MADISON, Wis. — Forty stitches hold together skin that sliced apart during a freak injury to Mike Bruesewitz’s right leg and nearly cost him a basketball career. Half an inch one way, and nerve damage was a very real possibility.
Given the alternative for Bruesewitz, a senior forward at the University of Wisconsin, missing a few weeks of the early season isn’t the end of the world. He knows it could have been much worse.
“I was really fortunate,” Bruesewitz said Tuesday during the Badgers’ media day. “It was really unfortunate what happened to me, but how it happened and what happened and the outcome of this is very fortunate.”
The accident occurred when Bruesewitz stole the ball during a scrimmage Oct. 9 and raced in for a dunk. Guard Josh Gasser, playing for the other team, caught Bruesewitz from behind and lost his balance. Bruesewitz collided with the metal portion at the base of the basket standard.
It sliced open his leg, revealing bone.
“I thought he was going to be out for the majority of the year if not the whole year,” Gasser said. “That’s just how serious it looked. By everyone’s reaction, you knew it was really, really bad.”
Wisconsin athletic trainer Henry Perez-Guerra ran to Bruesewitz and applied pressure to quell the bleeding until an ambulance arrived.
“He got it covered up, got it taken care of, focused me for a second and relaxed me,” Bruesewitz said. “He did a couple tests and instantly said, ‘Can you feel this, can you put pressure on your ankle?’
“As soon as I was able to do that, I had good control of my foot and feeling and everything, he said, ‘All right, that’s a big thing for us. We’re not out of the woods yet. But right now you’re pretty lucky.’ “
Bruesewitz, a 6-foot-6 native of St. Paul, Minn., had gone through a knee injury during his sophomore season and said it helped him to better understand nerves and tendons in his leg. As a result, Bruesewitz wondered if this latest injury would cause him to suffer from a symptom known as “foot drop,” a muscle weakness or paralysis that can hinder walking permanently. During the 1995-96 season, for example, Wisconsin guard Mosezell Peterson severely dislocated his left knee and suffered from foot drop.
Bruesewitz also wondered if he would ever play basketball again.
Badgers coach Bo Ryan said he attempted to keep Bruesewitz calm despite the circumstances.
“Part of my function was to make sure I took care of Mike’s head, shoulders and chest by kind of keeping him down,” Ryan said. “As he asked me if he was ever going to play again, I said, ‘Of course. Hey, skin can be replaced.’ I didn’t offer up the land in Florida. But I didn’t know. I felt good about it.
“He’s tough. He can handle this. He’ll come back from this. … It is amazing that he’s going to be on the floor. He’ll be out there. It’s just a matter of how many weeks.”
Bruesewitz underwent surgery the same day of his injury and in the two weeks that followed he wasn’t able to do much from an athletic standpoint. On Tuesday, he began working out on a stationary bike for the first time.
“I was really excited about that,” he said. “I’ll keep progressing and getting more and more excited. I’m going to work my butt off to get back with these guys.”

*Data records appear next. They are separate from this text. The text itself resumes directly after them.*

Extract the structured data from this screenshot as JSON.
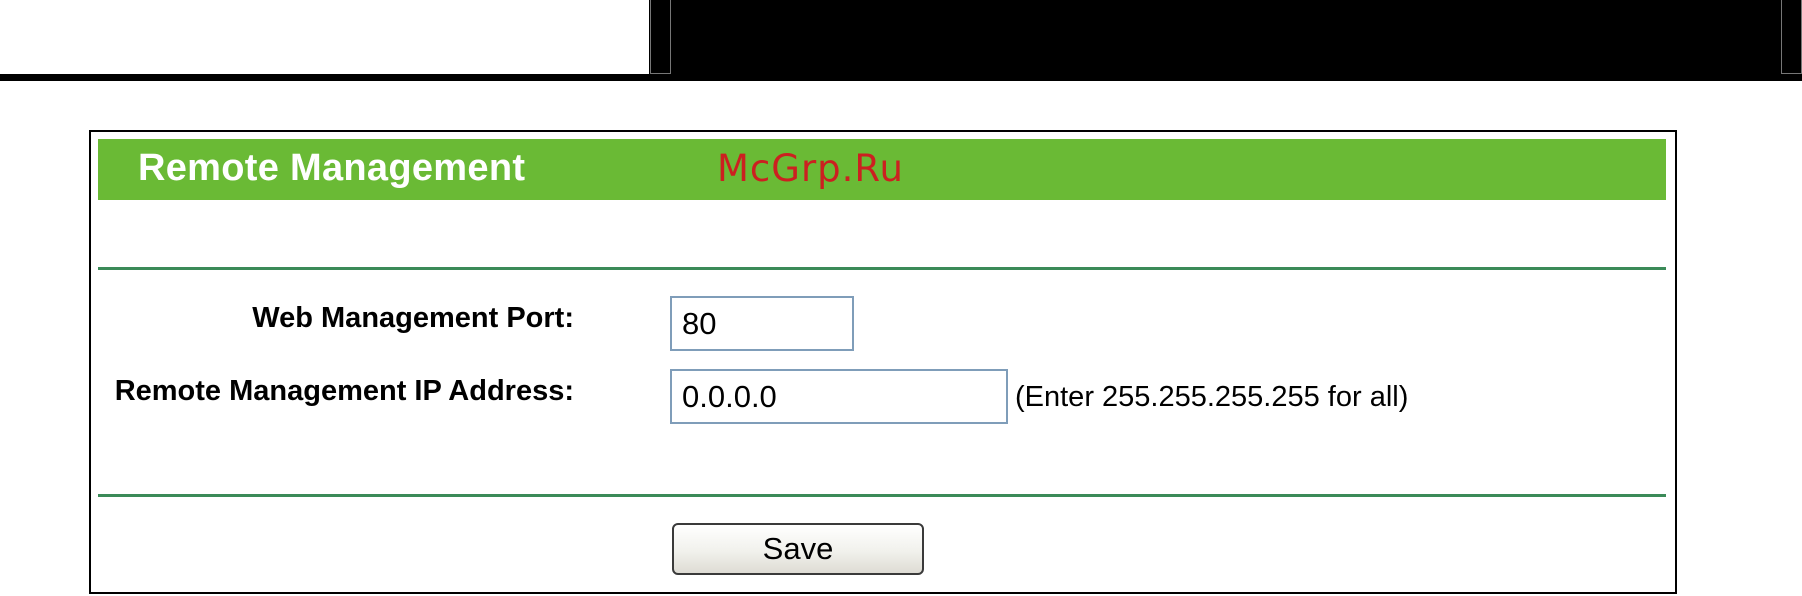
{
  "panel": {
    "title": "Remote Management"
  },
  "fields": {
    "web_port": {
      "label": "Web Management Port:",
      "value": "80"
    },
    "remote_ip": {
      "label": "Remote Management IP Address:",
      "value": "0.0.0.0",
      "hint": "(Enter 255.255.255.255 for all)"
    }
  },
  "actions": {
    "save_label": "Save"
  },
  "watermark": "McGrp.Ru",
  "colors": {
    "header_green": "#6aba35",
    "divider_green": "#3b8a58",
    "input_border": "#7f9db9",
    "watermark_red": "#cc2020"
  }
}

Bruesewitz indicated that half of his stitches would come out Wednesday and the other half on Friday or Saturday. He doesn’t have a specific timetable on his return, but he hopes to be back for the team’s Nov. 14 road game against Florida — five weeks after suffering the injury.
Now, it’s up to the training staff and how quickly his leg responds to physical activity.
“We’re just kind of taking it one day at a time and making sure it heals right before I come back,” Bruesewitz said. “This is a really serious thing, and if I mess it up again I could be out for a lot longer than I was right now. I’m listening to those guys. I’m not trying to jump the gun or anything, even though I want to.”
Any time out of the lineup for Bruesewitz is a blow to the Badgers, who return four starters from a team that finished 26-10 and reached the Sweet 16 of the NCAA Tournament. Bruesewitz, known in college basketball circles as the consummate hustle player, started all 36 games last season and averaged 25.5 minutes, 5.6 points and 5.1 rebounds.
“Everyone has seen him and knows what he can do,” Badgers guard Ben Brust said. “He does a lot of the little things that people don’t see, which helps us.”
Reflecting on his horrific injury now, Bruesewitz maintains a sense of perspective on the situation. He said he saved the “Why me?” questions for more serious matters.
Bruesewitz talks often with his uncle, Mike Wesley, who is a paraplegic.
“One of the things my dad always tells me, he’s told me this numerous times is think of his life,” Bruesewitz said. “What would he do if he had one day in your shoes just to be able to walk again? Just one day. So you can’t really get down on stuff like that.